ALL Presets that came with Lightroom 3 have disappeared.
I must have accidently hit something when I tried to save my own
preset 

Can someone please help me get those back?


----------



## RikkFlohr (Jul 8, 2010)

Welcome to the forums SueD,

Take a look at your Edit&gt;Preferences&gt;Presets and see "Store Presets with Catalog" is checked. If so, uncheck it and see if your presets reappear.


----------



## Jim Wilde (Jul 8, 2010)

[quote author=SueD link=topic=1'359.msg69972#msg69972 date=127854188']
ALL Presets that came with Lightroom 3 have disappeared.
[/quote]

Rikk, IIRC the "Store Presets with Catalog" switch only affects *User* Presets, not the Lightroom Presets which are supplied on installation, which is what I assume Sue has 'lost'. 

Sue, welcome to the forum! Could I ask you to clarify what you mean when you say the Presets have disappeared? For a start I assume you are talking about Develop Presets, is that correct?

When you say they have disappeared, do you mean:

1. The Presets Pane in the left-hand panel in the Develop Module has disappeared, as shown in the first screenshot below? If so, simply *right-click* anywhere in the left-hand panel and a menu will pop-up which gives you to option to turn on or off the display of the various panel entities. Presets will NOT have a tick alongside it, so click on the word and your presets are back.

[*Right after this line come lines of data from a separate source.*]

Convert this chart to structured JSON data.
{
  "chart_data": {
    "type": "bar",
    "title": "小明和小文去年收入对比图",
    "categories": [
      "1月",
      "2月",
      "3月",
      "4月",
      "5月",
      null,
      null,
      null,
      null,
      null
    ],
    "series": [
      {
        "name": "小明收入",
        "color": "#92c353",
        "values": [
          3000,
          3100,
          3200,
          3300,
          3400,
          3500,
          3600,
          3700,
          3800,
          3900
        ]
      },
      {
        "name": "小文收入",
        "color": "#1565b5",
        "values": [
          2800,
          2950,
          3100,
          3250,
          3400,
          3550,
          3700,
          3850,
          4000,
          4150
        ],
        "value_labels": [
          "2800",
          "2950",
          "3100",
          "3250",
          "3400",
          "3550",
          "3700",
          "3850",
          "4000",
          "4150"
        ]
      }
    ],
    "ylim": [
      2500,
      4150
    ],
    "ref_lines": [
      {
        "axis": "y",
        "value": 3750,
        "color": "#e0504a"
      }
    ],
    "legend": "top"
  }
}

2. Or do you mean that the Presets pane IS there, but it is 'collapsed' as in second screenshot below? In which case simply click on the small arrow to the left of the word Presets in the LH Panel and it will 'expand' the stack to reveal both Lightroom and User Preset lists (and the small arrow will also change from pointing 'right' to pointing 'down'). NOTE: these are also collapsible/expandable by clicking on them in the same way....just make sure the arrow is pointing down, not left, as this indicates an expanded stack.

3. If everything is properly expanded as per screenshot 3 below, and your Lightroon presets are still missing, let us know as this would probably indicate something slightly more mysterious is going on!


----------



## RikkFlohr (Jul 8, 2010)

Jim, you are right. I didn't read the original post correctly.


----------



## flash37 (Mar 20, 2011)

How can I see these sceen shots. I've tired what you described and cannot seem to resort the presets panel. Flash


----------



## flash37 (Mar 20, 2011)

My presets are still missing. The right click dialog box doesn't show any develop preset panel and they don't seem to exist anywhere in LR. Can I reload them from the install disk or downloard them from Adobe? It's been months and I can't find my way around this. Flash


----------



## Jim Wilde (Mar 20, 2011)

Flash, can you give us a few more details?

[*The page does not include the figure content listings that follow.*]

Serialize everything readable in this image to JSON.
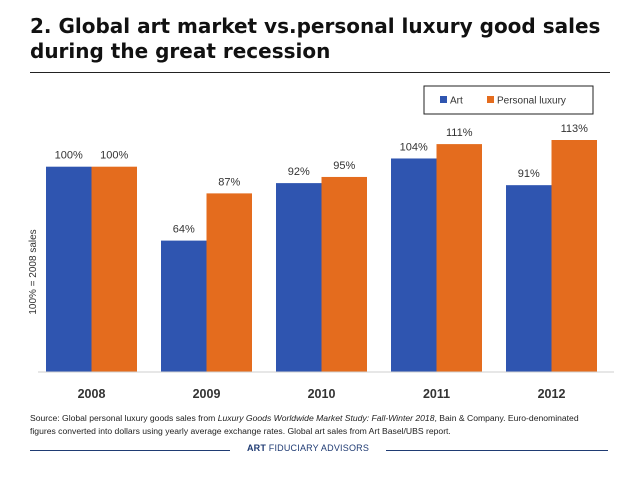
{
  "title": "2. Global art market vs.personal luxury good sales during the great recession",
  "source": {
    "p1": "Source: Global personal luxury goods sales from ",
    "p2": "Luxury Goods Worldwide Market Study: Fall-Winter 2018",
    "p3": ", Bain & Company. Euro-denominated figures converted into dollars using yearly average exchange rates. Global art sales from Art Basel/UBS report."
  },
  "brand": {
    "bold": "ART",
    "rest": "FIDUCIARY ADVISORS"
  },
  "colors": {
    "art": "#2f55b0",
    "luxury": "#e46c1e"
  },
  "chart_data": {
    "type": "bar",
    "categories": [
      "2008",
      "2009",
      "2010",
      "2011",
      "2012"
    ],
    "series": [
      {
        "name": "Art",
        "values": [
          100,
          64,
          92,
          104,
          91
        ],
        "labels": [
          "100%",
          "64%",
          "92%",
          "104%",
          "91%"
        ]
      },
      {
        "name": "Personal luxury",
        "values": [
          100,
          87,
          95,
          111,
          113
        ],
        "labels": [
          "100%",
          "87%",
          "95%",
          "111%",
          "113%"
        ]
      }
    ],
    "ylabel": "100% = 2008 sales",
    "ylim": [
      0,
      113
    ],
    "legend": "top-right",
    "grid": false
  }
}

Are you talking about LR's own develop presets?
Or User Presets?
Where are you not seeing them: in the Develop Module or the Library/Import Module?
Are you seeing the actual Lightroom and User Presets folders, but they are empty?
Or are you just not seeing the Presets panel in the Develop Module?

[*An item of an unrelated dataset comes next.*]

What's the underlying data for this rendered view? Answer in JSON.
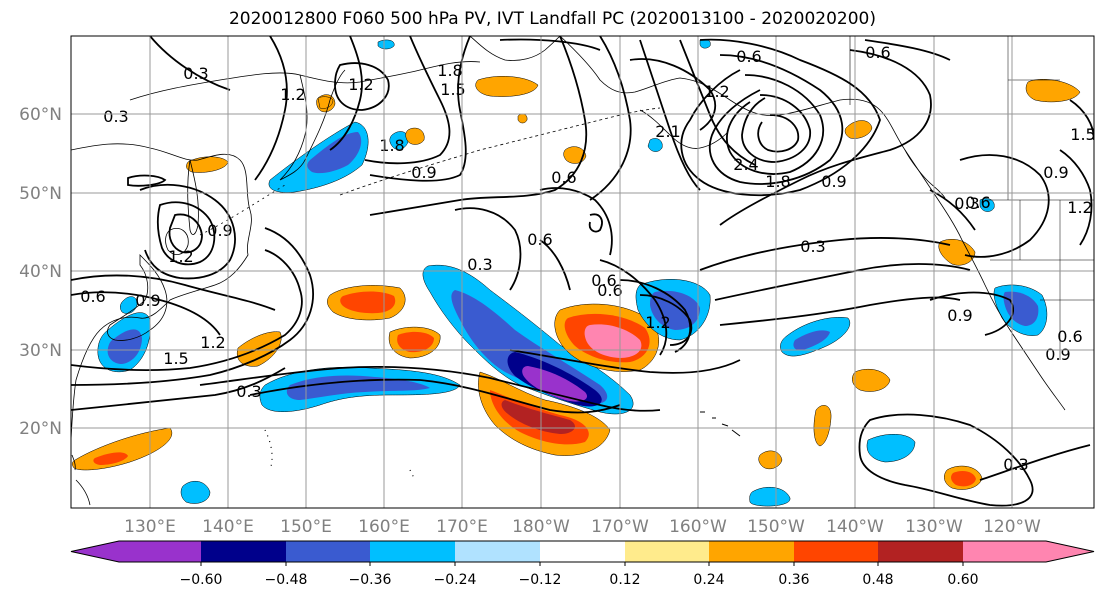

This is how the left-hand panel in the Develop Module looks normally with all displays 'collapsed':




If I right-click on any of the four pane headers below the Navigator (i.e Presets, Snapshots, History or Collections) I will see a context menu as per this next screenshot, and you will see that I can toggle the display of each of those 4 panes on and off by clicking to the left of each title:



So with Presets unchecked, my left-hand panel would look like this:



Does any of this relate to your problem?


----------



## calemjess (Oct 5, 2011)

*same thing happened to me*

I downloaded a couple of new presets and went to install them and now the whole preset module is gone and it appears that the two of my own presets have been deleted as well.  

I do not normally have software/computer issues like this, but this one truly has me baffled!  Please help me get them back!!!!

Kim


----------



## Jim Wilde (Oct 5, 2011)

See my response in the other thread that you've started.


----------



## calemjess (Oct 5, 2011)

Thank you for your help!  I did get it fixed and have installed my first preset!


----------



## Victoria Bampton (Oct 6, 2011)

Well done Kim!


----------